TRIBUNAL CANTONAL
JL17.019788-171351
351
cour d’appel CIVILE
Arrêt du 15 août 2017
Composition : M. Abrecht, président
Mmes Fonjallaz et Crittin Dayen, juges Greffière : Mme Bourqui
Art. 257, 311 al. 1 et 312 al. 1 CPC ; 257d CO
Statuant sur l’appel interjeté par Z., à [...], contre l’ordonnance d’expulsion rendue le 13 juillet 2017 par la Juge de paix du district de la Riviera – Pays-d’Enhaut dans la cause divisant l’appelant d’avec K. et Q.________, à [...], la Cour d’appel civile du Tribunal cantonal considère :
En fait :
A. Par ordonnance du 13 juillet 2017, envoyée aux parties pour notification le même jour, la Juge de paix du district de la Riviera – Pays d’Enhaut a ordonné à Z.________ de quitter et rendre libres pour le mardi 15 août 2017, à midi, les locaux occupés dans l’immeuble sis [...] (appartement de 5 ½ pièces au rez-de-chaussée, un garage box n° [...] et cave et/ou galetas) (I), a dit qu’à défaut pour la partie locataire de quitter volontairement ces locaux, l’huissier de paix était chargé de procéder à l’exécution forcée de la décision sur requête des parties bailleresses, avec au besoin l’ouverture forcée des locaux (II), a ordonné aux agents de la force publique de concourir à l’exécution forcée de la décision, s’ils en étaient requis (III), a arrêté et réparti les frais de justice et les dépens (IV à VI) et a dit que toutes autres ou plus amples conclusions étaient rejetées.
Le pli contenant cette ordonnance, adressé en envoi recommandé à Z.________, n’a pas été retiré par ce dernier. La Poste Suisse a dès lors renvoyé ce pli à la Juge de paix du district de la Riviera – Pays d’Enhaut (ci-après : la Juge de paix) avec la mention « non réclamé ».

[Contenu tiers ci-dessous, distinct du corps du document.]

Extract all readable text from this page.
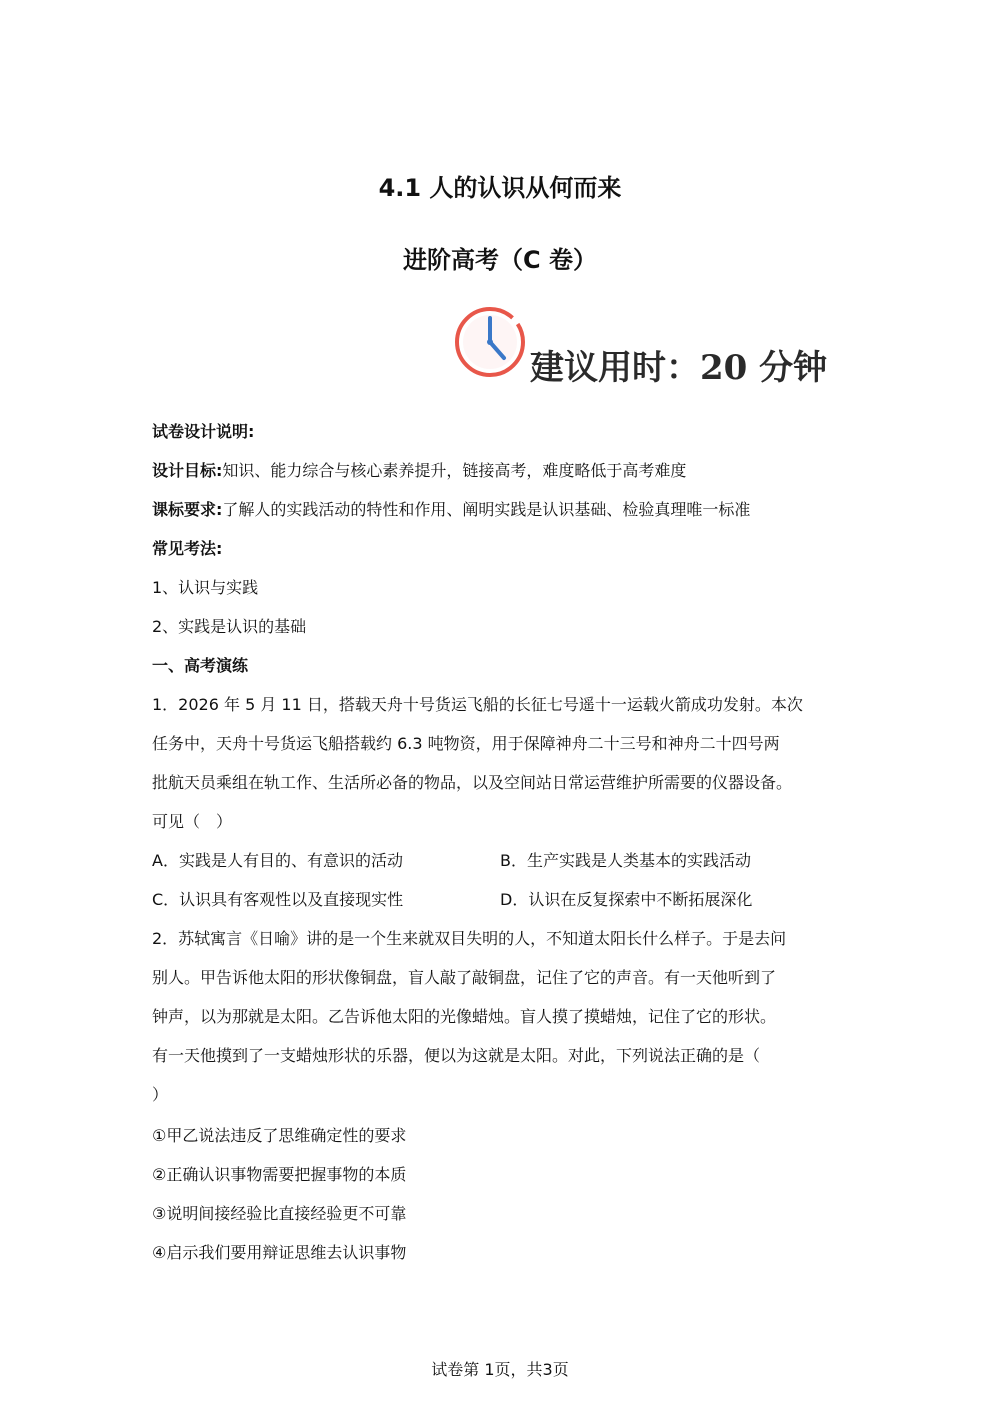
4.1 人的认识从何而来
进阶高考（C 卷）
建议用时：20 分钟
试卷设计说明:
设计目标:知识、能力综合与核心素养提升，链接高考，难度略低于高考难度
课标要求:了解人的实践活动的特性和作用、阐明实践是认识基础、检验真理唯一标准
常见考法:
1、认识与实践
2、实践是认识的基础
一、高考演练
1．2026 年 5 月 11 日，搭载天舟十号货运飞船的长征七号遥十一运载火箭成功发射。本次
任务中，天舟十号货运飞船搭载约 6.3 吨物资，用于保障神舟二十三号和神舟二十四号两
批航天员乘组在轨工作、生活所必备的物品，以及空间站日常运营维护所需要的仪器设备。
可见（　）
A．实践是人有目的、有意识的活动	B．生产实践是人类基本的实践活动
C．认识具有客观性以及直接现实性	D．认识在反复探索中不断拓展深化
2．苏轼寓言《日喻》讲的是一个生来就双目失明的人，不知道太阳长什么样子。于是去问
别人。甲告诉他太阳的形状像铜盘，盲人敲了敲铜盘，记住了它的声音。有一天他听到了
钟声，以为那就是太阳。乙告诉他太阳的光像蜡烛。盲人摸了摸蜡烛，记住了它的形状。
有一天他摸到了一支蜡烛形状的乐器，便以为这就是太阳。对此，下列说法正确的是（
）
①甲乙说法违反了思维确定性的要求
②正确认识事物需要把握事物的本质
③说明间接经验比直接经验更不可靠
④启示我们要用辩证思维去认识事物
试卷第 1页，共3页
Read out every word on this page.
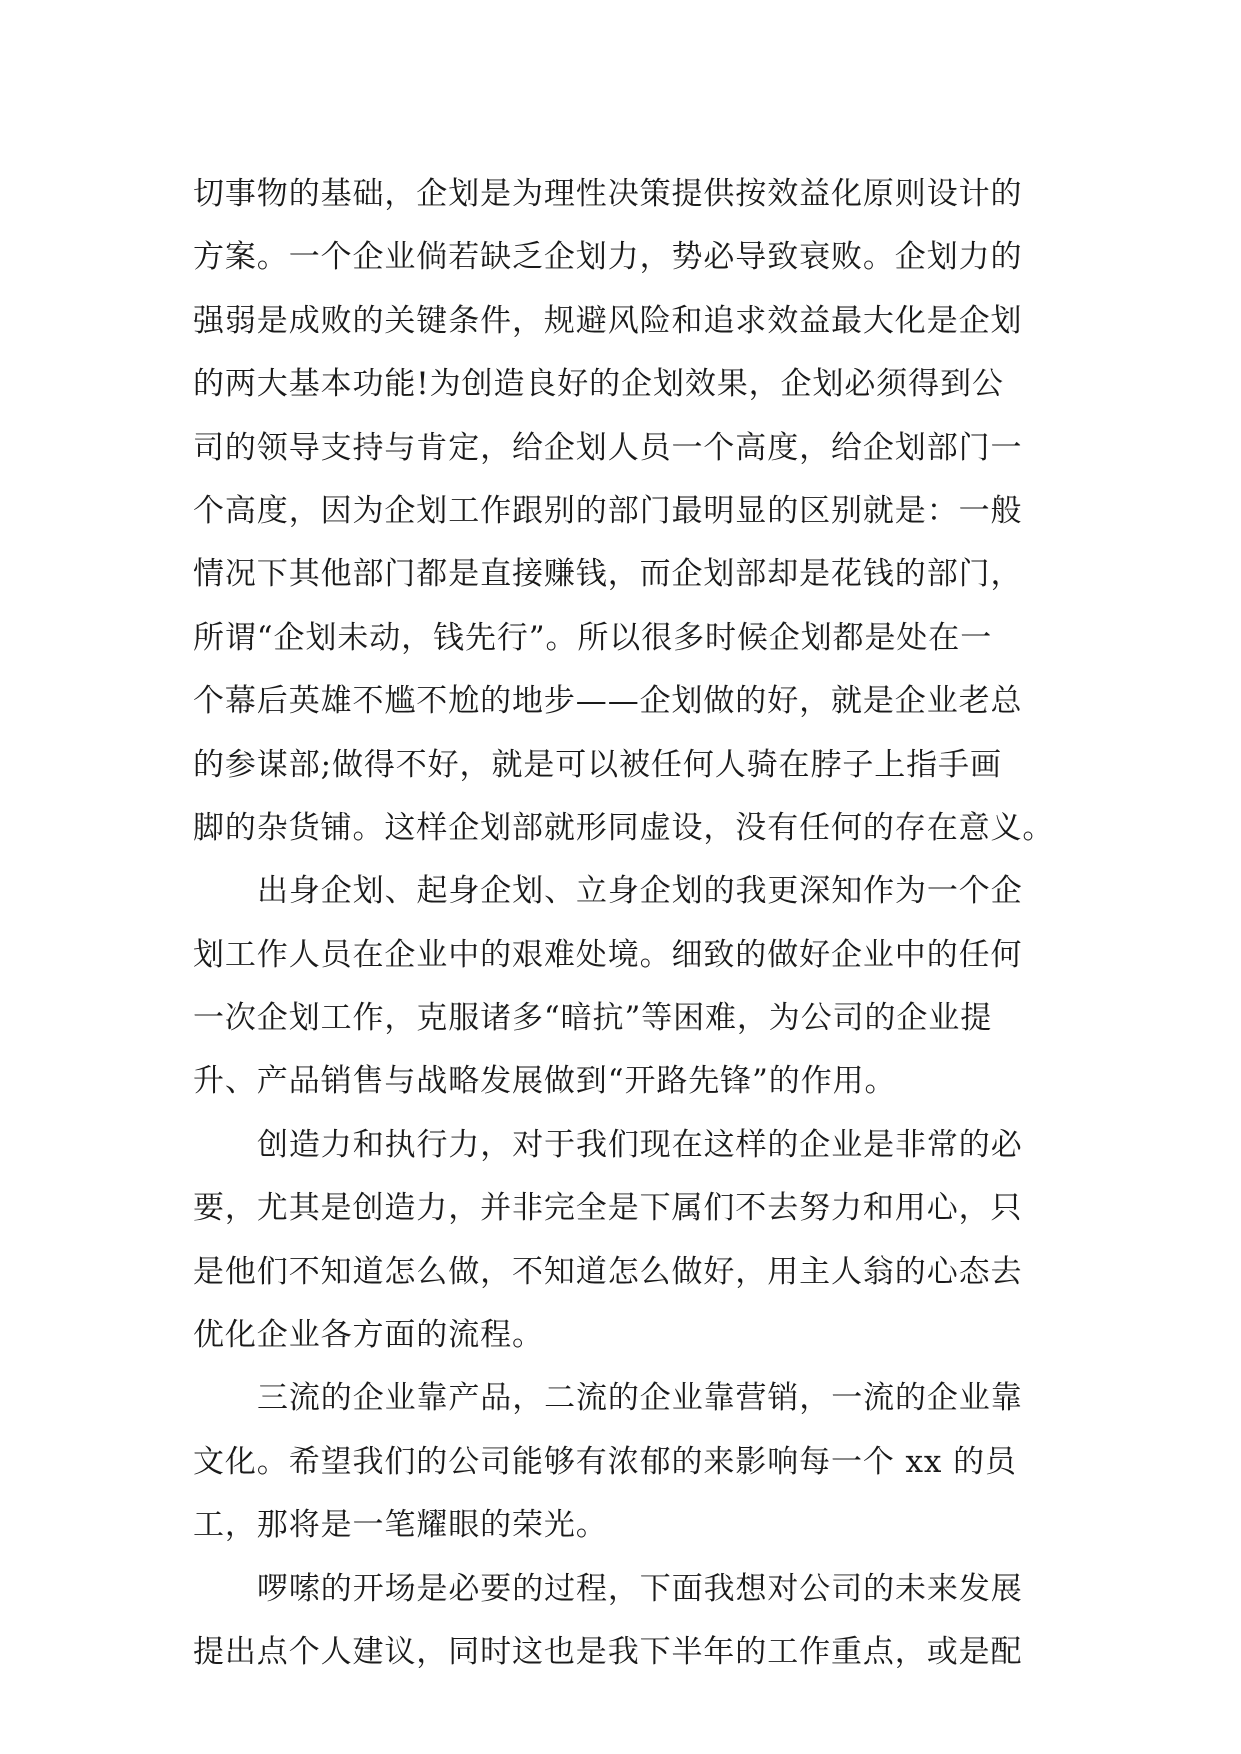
切事物的基础，企划是为理性决策提供按效益化原则设计的
方案。一个企业倘若缺乏企划力，势必导致衰败。企划力的
强弱是成败的关键条件，规避风险和追求效益最大化是企划
的两大基本功能!为创造良好的企划效果，企划必须得到公
司的领导支持与肯定，给企划人员一个高度，给企划部门一
个高度，因为企划工作跟别的部门最明显的区别就是：一般
情况下其他部门都是直接赚钱，而企划部却是花钱的部门，
所谓“企划未动，钱先行”。所以很多时候企划都是处在一
个幕后英雄不尴不尬的地步——企划做的好，就是企业老总
的参谋部;做得不好，就是可以被任何人骑在脖子上指手画
脚的杂货铺。这样企划部就形同虚设，没有任何的存在意义。
出身企划、起身企划、立身企划的我更深知作为一个企
划工作人员在企业中的艰难处境。细致的做好企业中的任何
一次企划工作，克服诸多“暗抗”等困难，为公司的企业提
升、产品销售与战略发展做到“开路先锋”的作用。
创造力和执行力，对于我们现在这样的企业是非常的必
要，尤其是创造力，并非完全是下属们不去努力和用心，只
是他们不知道怎么做，不知道怎么做好，用主人翁的心态去
优化企业各方面的流程。
三流的企业靠产品，二流的企业靠营销，一流的企业靠
文化。希望我们的公司能够有浓郁的来影响每一个 xx 的员
工，那将是一笔耀眼的荣光。
啰嗦的开场是必要的过程，下面我想对公司的未来发展
提出点个人建议，同时这也是我下半年的工作重点，或是配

Le 26 juillet 2017, la Juge de paix a renvoyé l’ordonnance précitée à Z.________ par courrier A.
B. Le 28 juillet 2017, Z.________ a déposé en personne le pli non ouvert contenant la décision entreprise à la Juge de paix avec la mention « cf. Note pour bénéficier d’un avocat d’office du 29/07/2017 déposée au Greffe par lui-même », accompagné d’un courrier daté du 29 juillet 2017.
En droit :
1.1 Le litige porte sur le bien-fondé d'une ordonnance d'expulsion rendue pour défaut de paiement de loyer (art. 257d CO). Pour déterminer quelle voie de droit, de l'appel ou du recours, est ouverte, il faut se fonder sur la valeur litigieuse, calculée selon le droit fédéral.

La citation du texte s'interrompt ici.